Today is election day. If you are reading this, you are most likely an election enthusiast and will likely vote – but in the off chance that you are considering not voting, here is my encouragement to do so. Exercise your right to choose the people who govern us. Don’t like the candidates running? write someone in. Turned off by the negativity and lack of civil debate? No one will ever know if you stay home. Most states have several choices on the ballot – Politics1 highlights many of the candidates running for state and federal offices.

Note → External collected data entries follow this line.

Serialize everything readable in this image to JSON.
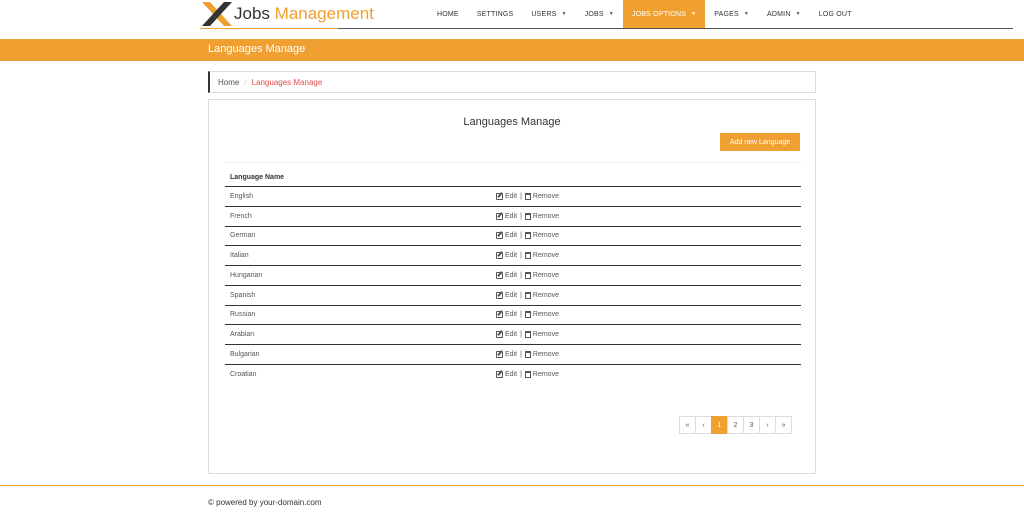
{
  "brand": {
    "part1": "Jobs",
    "part2": "Management",
    "accent": "#f0a030"
  },
  "nav": [
    {
      "label": "HOME",
      "caret": false,
      "active": false
    },
    {
      "label": "SETTINGS",
      "caret": false,
      "active": false
    },
    {
      "label": "USERS",
      "caret": true,
      "active": false
    },
    {
      "label": "JOBS",
      "caret": true,
      "active": false
    },
    {
      "label": "JOBS OPTIONS",
      "caret": true,
      "active": true
    },
    {
      "label": "PAGES",
      "caret": true,
      "active": false
    },
    {
      "label": "ADMIN",
      "caret": true,
      "active": false
    },
    {
      "label": "LOG OUT",
      "caret": false,
      "active": false
    }
  ],
  "band_title": "Languages Manage",
  "breadcrumb": {
    "home": "Home",
    "separator": "/",
    "current": "Languages Manage"
  },
  "panel": {
    "title": "Languages Manage",
    "add_button": "Add new Language",
    "column_header": "Language Name",
    "edit_label": "Edit",
    "action_sep": "|",
    "remove_label": "Remove",
    "rows": [
      "English",
      "French",
      "German",
      "Italian",
      "Hungarian",
      "Spanish",
      "Russian",
      "Arabian",
      "Bulgarian",
      "Croatian"
    ]
  },
  "pagination": {
    "first": "«",
    "prev": "‹",
    "pages": [
      "1",
      "2",
      "3"
    ],
    "current": "1",
    "next": "›",
    "last": "»"
  },
  "footer": "© powered by your-domain.com"
}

I cast my ballot this morning – a fill-in-the-oval paper ballot to be read by an optical scanner. This is a fast, relatively accurate system with full independent audit capability. Here in the Commonwealth of Massachusetts, there are unfortunately not a lot of contested races – my Representative in Congress in the 4th district, Barney Frank (D), is unopposed. The Senate race (Edward Kennedy (D)) has not been competitive, Secretary of State, Treasurer, and Auditor have no Republican challenger (they do however, have either Green-Rainbow or Working Families party challengers). The Governor’s race has been, by far, the most interesting and productive public debate (although the campaign was too negative in my opinion). There are three interesting ballot initiatives, however, and I cast my support for Question 2, allowing candidates to run on multiple ballot lines, more commonly referred to as fusion.
The Atlas will be posting updates throughout the evening for Senatorial and Gubernatorial races across the nation.